I’ll start off by saying I usually find most attacks on the right of centre press by the Left to be over the top and silly. The idea that they conspire in a room together about how to keep the “establishment” clutching the reigns of power; the fact that the word bias is thrown at the Telegraph, the Mail, et al, when the Guardian still employs commentators so far to the left they would have made Lenin feel slightly uncomfortable.
But the right wing section of the press are now presented with a genuine dilemma. What do they do when a Tory prime minister, one who has just secured the first outright Conservative Party victory in 23 years, begins to campaign openly to stay in the EU?
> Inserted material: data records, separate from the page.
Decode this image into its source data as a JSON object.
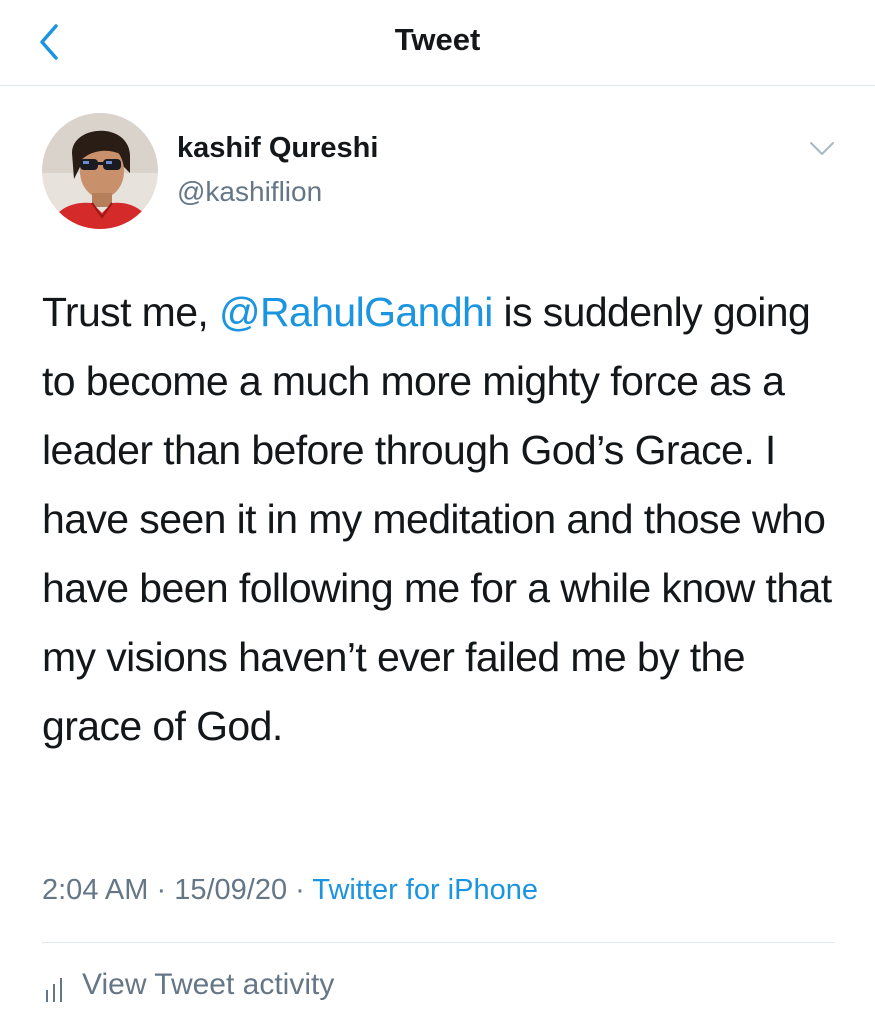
{
  "nav": {
    "title": "Tweet",
    "back_icon": "chevron-left-icon"
  },
  "colors": {
    "accent": "#1b95e0",
    "secondary_text": "#657786",
    "primary_text": "#14171a",
    "divider": "#e1e8ed"
  },
  "tweet": {
    "author": {
      "name": "kashif Qureshi",
      "handle": "@kashiflion",
      "avatar_icon": "profile-photo"
    },
    "menu_icon": "chevron-down-icon",
    "text_before": "Trust me, ",
    "mention": "@RahulGandhi",
    "text_after": " is suddenly going to become a much more mighty force as a leader than before through God’s Grace. I have seen it in my meditation and those who have been following me for a while know that my visions haven’t ever failed me by the grace of God.",
    "time": "2:04 AM",
    "date": "15/09/20",
    "separator": " · ",
    "source": "Twitter for iPhone"
  },
  "activity": {
    "icon": "bar-chart-icon",
    "label": "View Tweet activity"
  }
}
The Telegraph in particular has a situation here. On one hand, as a newspaper that is unabashedly a cheerleader for the Tories, you would think they would get behind something almost all of the Conservative frontbench is campaigning for in a referendum situation almost automatically. On the other, the paper has come close to self-parody on the European issue of late, and as a result have left themselves little wriggle room. It’s become a race between the Guardian and the Telegraph recently, as to who can run the more derisory story about the prime minister and his dealings in Europe. The latter usually wins.
So is the Telegraph really going to spend over a year constantly bashing the main thing a Tory government is doing, in the process jumping on the main Conservative Party fault line, possibly helping to cause a split the likes of which is the only thing stopping the Tories from governing for a generation? Really?
I don’t know whether to expect the mother of all climb downs, or a rigid sticking to of position, regardless of that position’s logistical and political stupidity. It’s a subset of the grander question: will the Right destroy itself on the pyre of Europe at precisely the moment when hegemony beckons?
The left of centre has a problem too – having to support Cameron on something will grate. But they’ve long decided to support Britain’s membership of the European Union, regardless of the fact that such support makes little sense in the context of their far left, market-bashing worldview. And they aren’t faced with possibly ripping apart the party they support, at a time when it really needs it.
This is one of the key political items to watch over the next year and a bit. Does the about face come slowly, in the hope that no one notices? Or will the right of centre press stick to their canons, regardless of having to butt up against George Osborne on the defining issue of the parliament? I genuinely can’t begin to try and predict this one.